What is the background of this case?
Both North Carolina and West Virginia denied coverage to transgender individuals for gender affirming surgeries that were prescribed as medically necessary for their diagnoses of gender dysphoria. They sued their state health plans, contending that the exclusion discriminated against them “based on their sex and gender identity.” The West Virginia plaintiffs also maintained that the exclusion violated the Medicaid and Affordable Care Acts.
The district courts in both cases agreed and granted summary judgment in favor of the individuals excluded from their state health care plans. The states appealed to the Fourth Circuit. The appellate court decided to consolidate the cases and hear them as a full court en banc.
How did Judge Heytens and Benjamin and the Fourth Circuit Majority Rule and Why is it Important?
Judge Roger Gregory, who was nominated both by President Clinton and George W. Bush, wrote the opinion for the 8-6 majority made possible by Judges Heytens and Benjamin. After careful review of the record and relevant precedent, Gregory wrote that the exclusions were “obviously” discriminatory based on sex and gender.
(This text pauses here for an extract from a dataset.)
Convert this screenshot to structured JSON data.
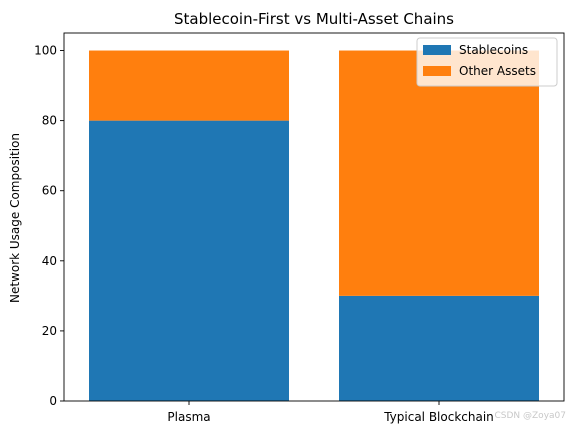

Exclusion “on the basis of diagnosis is discriminating on the basis of gender identity and sex,” he explained, because “gender dysphoria is so intimately related to transgender status as to be virtually indistinguishable from it.”
Gregory went on to hold that the states had not shown that the exclusions “serve important governmental objectives and that the discriminatory means employed are substantially related to the achievement “ of these objectives, as required for a sex-based classification to withstand Equal Protection Clause review. He explained that based on the record below, the district courts had properly ruled that the exclusion is not “substantially related” to objectives proffered by the state, including protecting “public health from ineffective medicine” and saving costs. He also refuted the similar claims of the dissenting judges, led by Trump nominee Julius Richardson.
Gregory’s opinion went on to affirm the ruling in the West Virginia case that the exclusion violates the Medicaid and Affordable Care Acts. He explained that the exclusion “violates” Medicaid’s “availability” requirement, under which a state cannot “arbitrarily deny” a medically necessary service “because of the diagnosis, illness, or condition,” as West Virginia tried to do here. He also explained, in accord with the lower court, that the exclusion violates the Affordable Care Act’s “anti-discrimination mandate” because it discriminates based on sex and gender identity.
The majority opinion made possible by the deciding votes of Judge Heytens and Benjamin is obviously important to the many transgender people in North Carolina and West Virginia who seek coverage under their state health plans for medically necessary gender-affirming surgery. As the first decision by a federal court of appeals on this issue, it sets national precedent, going beyond the Fourth Circuit states of North Carolina, South Carolina, West Virginia, Virginia, and Maryland. Although the case will be appealed to the Supreme Court, at least for now it is crucial to many Americans. It also reinforces the importance of promptly confirming more fair-minded judges like Judges Heytens and Benjamin to our federal courts.